Theatre nurse manager writes poems of her love for Irish life
“There’s no way I’m leaving this place,” said a nurse manager who celebrated 20 years working with Tallaght University Hospital.
Monica Mathias (47), originally from the Konkan region of India, arrived in Ireland in 2005 after getting a job as a theatre nurse at TUH.
A poet and storywriter in her spare time, she recalled the ‘dark, frosty, freezing’ streets she would walk to work in the poem she wrote for the occasion, ‘Two Decades in TUH.’
‘Though wrapped up in layers / couldn’t control the shivers,’ reads the poem, and Monica thought she couldn’t handle a weather so different from back home.
“When I first arrived, I was living in Aylesbury, 5km away from the hospital with no public transport,” she told The Echo.
“I will never forget those cold, dark mornings and the way my nose would get red by the time I reached the hospital.”
The nice and supportive people Monica met at TUH encouraged her to give it a bit more time and to wait for the first rays of spring.
‘Loved kind-hearted Irish welcoming hugs / With happiness hidden in hot coffee mugs,’ as the poem goes on, helped her settle into her new life and overcome homesickness and fear.
When her husband eventually reunited with her, the nicer weather and the new apartment they moved into, just besides TUH, finally convinced her to stay.
Twelve years later, she became theatre nurse manager, which has been her role for the past eight years, while continuing to mark the bad and the good moments with poems and stories.
‘Days and months turned to years unnoticeably / Some became friends and some family,’ Monica wrote.
Her two Irish-born boys, who are now 16 and 18 years old, can hardly bear the Indian heat when she brings them over for the holidays, she laughed.
Speaking about her job, Monica said, “as a storywriter I often find myself feeling deeply the stories of people I’m assisting.
“I think about their families, especially when we’re dealing with an emergency.”
Over 20 years, she turned ‘From a girl to a woman responsible,’ as she wrote in her poem, and counts numerous achievements outside of work too.

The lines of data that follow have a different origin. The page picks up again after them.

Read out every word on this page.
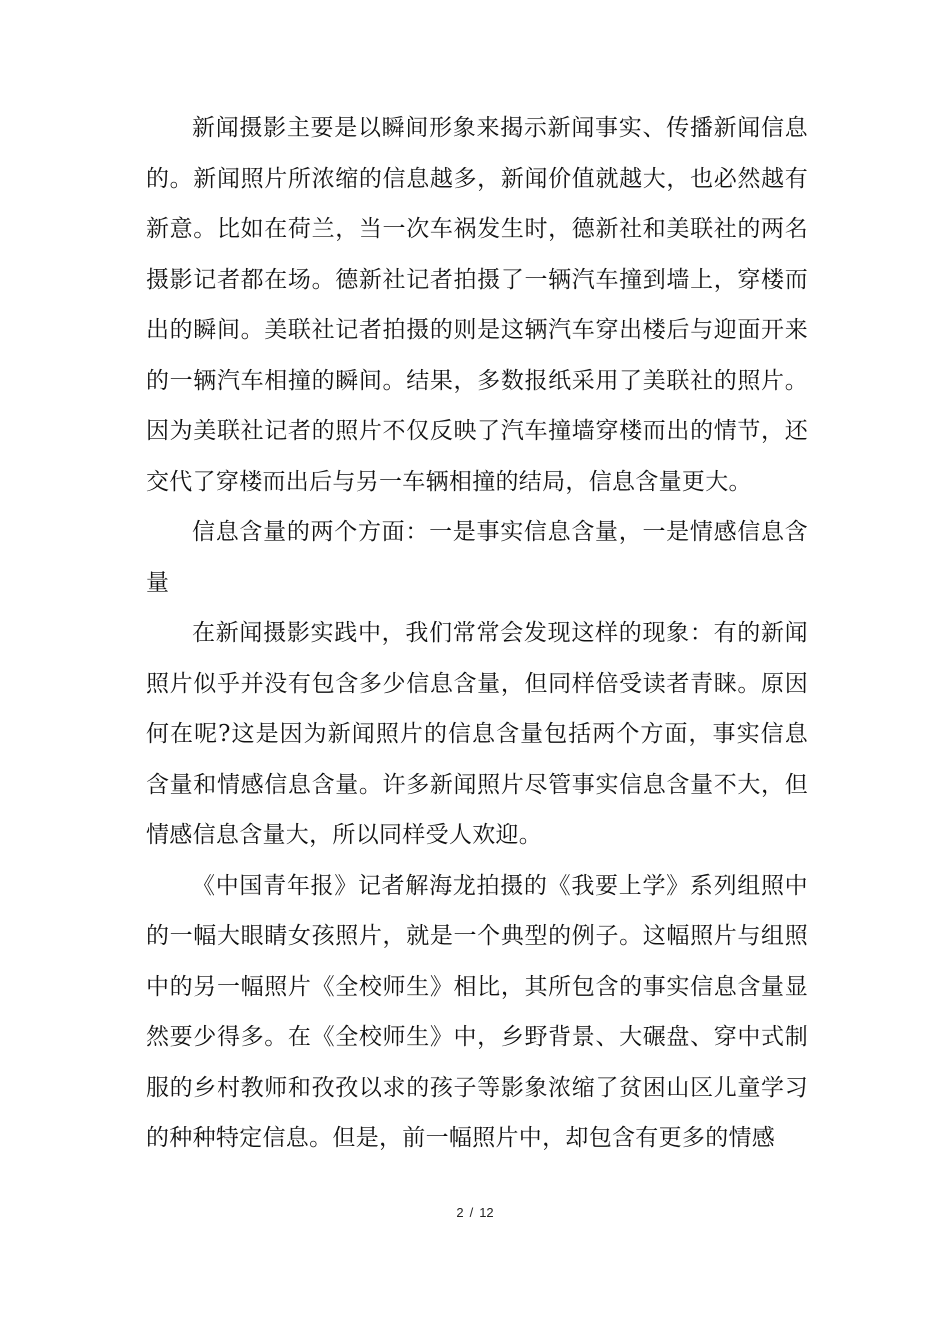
新闻摄影主要是以瞬间形象来揭示新闻事实、传播新闻信息的。新闻照片所浓缩的信息越多，新闻价值就越大，也必然越有新意。比如在荷兰，当一次车祸发生时，德新社和美联社的两名摄影记者都在场。德新社记者拍摄了一辆汽车撞到墙上，穿楼而出的瞬间。美联社记者拍摄的则是这辆汽车穿出楼后与迎面开来的一辆汽车相撞的瞬间。结果，多数报纸采用了美联社的照片。因为美联社记者的照片不仅反映了汽车撞墙穿楼而出的情节，还交代了穿楼而出后与另一车辆相撞的结局，信息含量更大。

信息含量的两个方面：一是事实信息含量，一是情感信息含量

在新闻摄影实践中，我们常常会发现这样的现象：有的新闻照片似乎并没有包含多少信息含量，但同样倍受读者青睐。原因何在呢?这是因为新闻照片的信息含量包括两个方面，事实信息含量和情感信息含量。许多新闻照片尽管事实信息含量不大，但情感信息含量大，所以同样受人欢迎。

《中国青年报》记者解海龙拍摄的《我要上学》系列组照中的一幅大眼睛女孩照片，就是一个典型的例子。这幅照片与组照中的另一幅照片《全校师生》相比，其所包含的事实信息含量显然要少得多。在《全校师生》中，乡野背景、大碾盘、穿中式制服的乡村教师和孜孜以求的孩子等影象浓缩了贫困山区儿童学习的种种特定信息。但是，前一幅照片中，却包含有更多的情感

2 / 12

Her short story ‘Navi Disha’, written in her native Konkani language, got her the prestigious Karnataka Konkani Literature Academy Award during the hard times of the Covid-19 pandemic in 2021.
Looking at the future, Monica is sure she will keep calling TUH and Ireland ‘home’ for long enough.
“It feels like yesterday, and now I don’t see myself going anywhere else,” she said.
‘Go raibh maith agat Emerald Isle / Memories with you make me smile.